Although nobody has solid figures, congressional sources estimate that at least 150 Senate and House aides, thanks to a waiver of a law imposed by Congress on the rest of government, make some of the top salaries in government. Some get more than the majority and minority leaders of the Senate and the speaker of the House. One or two workers are believed to earn more than the $75,000 salary of the Vice President.

The 535 members of Congress have more than 18,000 employes who are exempt from many of the laws relating to wages job security and working hours that Congress imposes on the rest of the government and many private employers.

Most of the 141,000 military retirees working for the government are exenlisted personnel, or reserve officers. By law, both groups are allowed to keep full pension plus their civil service salary.

But retired regular officers, in most cases, must rake sharply reduced pensions when they are hired by the federal civilian government because of the Dual Compensation Act. It limits them to drawing the first $4,219 of their retired pay plus one half the remainder.

Congress did, however, provide a legal loophole to the pension restricting law. The idea was to permit certain federal agencies to hire retired generals, admirals and other high-ranking regulars with special skills and entice them with promises of full pay and pension.

It appears that one of the primary users of the special exemption from the dual pay law is the Congress itself.

Last month this column reported that the National Aeronautics and Space Administration had dozens of top-level military retirees earning upwards of $78,000 a year. NASA now says it has at least 23 employees with "taxable" pay and pension incomes exceeding the $57,500 rate of pay for members of Congress.

House payroll experts, at the behest of Speaker Thomas P. O'Neill (D-Mass.) are now checking to find out how many super-salaried employees it has, and why they were given exemptions supposed to be limited to retirees with exceptional skills not available from any other source.
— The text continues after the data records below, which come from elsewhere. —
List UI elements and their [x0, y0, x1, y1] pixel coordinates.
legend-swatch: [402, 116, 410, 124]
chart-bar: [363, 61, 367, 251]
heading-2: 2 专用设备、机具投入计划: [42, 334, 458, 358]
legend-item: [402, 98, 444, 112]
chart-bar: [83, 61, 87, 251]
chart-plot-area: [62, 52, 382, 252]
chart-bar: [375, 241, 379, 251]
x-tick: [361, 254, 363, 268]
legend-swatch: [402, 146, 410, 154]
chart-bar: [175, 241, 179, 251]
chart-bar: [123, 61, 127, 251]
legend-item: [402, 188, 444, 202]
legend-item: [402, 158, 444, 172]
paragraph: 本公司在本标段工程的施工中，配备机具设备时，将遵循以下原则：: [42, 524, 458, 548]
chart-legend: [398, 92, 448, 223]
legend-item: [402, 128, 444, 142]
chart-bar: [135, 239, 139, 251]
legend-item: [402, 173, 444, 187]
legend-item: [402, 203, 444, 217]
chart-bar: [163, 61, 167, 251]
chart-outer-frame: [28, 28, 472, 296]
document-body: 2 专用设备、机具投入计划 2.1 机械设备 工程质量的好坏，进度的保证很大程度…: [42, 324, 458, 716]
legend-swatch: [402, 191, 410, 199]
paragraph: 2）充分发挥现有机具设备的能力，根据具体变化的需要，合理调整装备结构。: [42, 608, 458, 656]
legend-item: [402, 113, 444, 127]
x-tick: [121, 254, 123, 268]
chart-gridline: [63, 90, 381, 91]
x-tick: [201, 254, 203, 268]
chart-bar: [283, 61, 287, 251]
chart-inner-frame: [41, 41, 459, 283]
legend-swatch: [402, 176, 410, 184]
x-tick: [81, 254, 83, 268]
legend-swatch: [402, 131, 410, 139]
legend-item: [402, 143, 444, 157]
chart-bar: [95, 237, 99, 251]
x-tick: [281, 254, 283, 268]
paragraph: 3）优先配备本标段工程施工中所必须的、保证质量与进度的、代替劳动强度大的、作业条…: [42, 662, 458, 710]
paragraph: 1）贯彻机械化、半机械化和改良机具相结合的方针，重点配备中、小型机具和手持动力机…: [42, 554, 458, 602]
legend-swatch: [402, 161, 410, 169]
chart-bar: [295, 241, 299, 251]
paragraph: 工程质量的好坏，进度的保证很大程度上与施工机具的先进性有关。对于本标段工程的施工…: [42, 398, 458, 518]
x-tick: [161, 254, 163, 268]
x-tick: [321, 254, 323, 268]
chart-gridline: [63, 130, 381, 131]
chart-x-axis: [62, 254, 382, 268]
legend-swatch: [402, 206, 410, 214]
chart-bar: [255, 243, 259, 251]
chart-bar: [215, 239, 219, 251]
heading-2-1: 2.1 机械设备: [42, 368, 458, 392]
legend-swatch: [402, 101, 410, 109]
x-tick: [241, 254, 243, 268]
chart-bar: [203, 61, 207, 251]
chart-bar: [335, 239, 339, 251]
In the House, the speaker has authority to exempt new employes from the Dual Compensation Law. Aides say that O'Neill has been following a "very hard line" in interpreting the exemptions, and has approved few, if any, since taking office. His predecessor, Carl Albert, was much more generous with the exemptions, sources say, providing them almost automatically as a "courtesy" to colleagues who wanted to hire regular military retirees and give them maximum pay and pension benefits.

On the Senate side, Vice President Mondale has the authority to grant waivers from the dual pay act. Aides say that Mondale has continued the "hard line" approach adopted several years ago and that he has approved few if any special hirings since taking over.

New House rules will make it less attractive for members in the future even to ask for exemptions. The rules will require that the member pay - out of his own office salary kitty - for pay differnetials granted military retirees. Meantime, O'Neill is being "very tough" aides say, and some believe the day of Congress' waiver of its own rules - in this instance anyhow - may be almost over.